Eating is one of Archie’s favourite things to do, or at least it used to be. Archie is fed in the kitchen, which in his opinion is one of the best places in the house, as it always smells of yummy things. But Archie now finds the slippery kitchen floor difficult to walk on. He finds his legs slide from underneath him and it’s like trying to stand upright on ice. It hurts every time Archie’s legs uncontrollably slip sideways, and also when he then has to pull his legs back underneath himself. So standing on the slippery floor (like the photo above) while he eats is really uncomfortable, especially when his bowl slides around the floor too. Archie has found that if he eats really quickly and gobbles his food down, then it’s less painful as he doesn’t need to stand still in one position for too long and try to keep his legs in one place.

a tan coloured dog standing with front feet on a slippery tiled floor and back feet on a rug.


Some days if Archie is feeling really sore, then he doesn’t try to eat at all, as he just can’t face walking across the kitchen ice rink (like the photo above). Archie is hesitating to move on to the slippery tiles to walk across the kitchen, as he only has grip under his back paws. Archie’s humans can’t understand the days he doesn’t want to eat, but think that perhaps he isn’t hungry or he is getting older and he is losing his appetite.


Archie used to love his daily walks, but recently he has stopped enjoying these too. He used to love running around and seeing all his friends. Now he feels really vulnerable, he is scared in case another dog bumps into him, as he knows this will hurt and throw him off balance. Archie’s humans think that Archie has turned into a ‘grumpy old man’ and always make excuses about him, but Archie would love to play and meet his old friends, but he doesn’t want to risk getting hurt.
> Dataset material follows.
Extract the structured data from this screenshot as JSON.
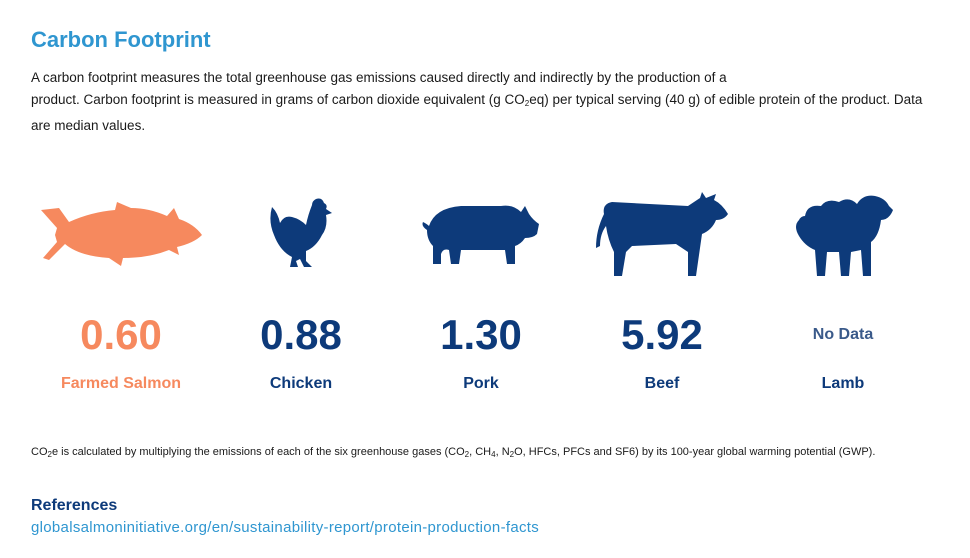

Archie is embarrassed to admit that sometimes he doesn’t always make it to the garden for a wee either. He sometimes puts off having to move out of his deep, soft bed as he knows it's going to be painful to get out of his bed and to get moving again. So he leaves it until it’s too late and by the time someone opens the back door, he can’t hold it any more.


There may be lots more things that Archie misses doing and things that he finds too painful to take part in now. Perhaps he misses the Sunday morning lie-in he used to have on his humans bed upstairs, but he can no longer face the stairs or jump up on their bed either. Perhaps he misses playing with his box of toys, which he used to love throwing in the air and catching and then taking to the nearest human as a present. He knows he misses wagging his tail, but even that is painful now as his tail doesn’t seem to do what he wants it to anymore.


All of these scenarios are heartbreaking to read (and write), as all our dogs definitely make our lives whole. But Archie’s and dogs, like Archie, can be made to feel much more comfortable and there are so many ways to help them have a better quality of life.


Small but profound changes, such as putting down non-slip mats, changing their bed, offering them a pillow and a raised food bowl would make small but dramatic changes to their everyday routine.


An even bigger and lasting change can be brought around by Galen Myotherapy; myotherapy treatments can ease the compensatory changes which Archie’s body has made to accommodate the chronic pain. If appropriate our therapists can also offer bespoke rehabilitation exercises that will help a dog regain their confidence in their movement patterns and will help to balance their body, bringing about more flexibility and comfort.


Distance Support Programme: If you haven’t got a therapist nearby then we have the perfect solution, join our Distance Support Programme, where we produce a bespoke report about your dog and teach you how to apply two targeted massage techniques to your own dog. We also give exercise and environmental advice which will benefit your dog in your own home.


We all want what's best for our dogs and to learn as much as we can about how to help our own dogs. On our Galen Myotherapy website we have informative and easily accessible short courses and there are also wonderful organisations like CAM (Canine Arthritis Management) who have lots of free resources and information for you too.



Disclaimer: Archie is a fictional character and bears no resemblance to any dog we know or have treated.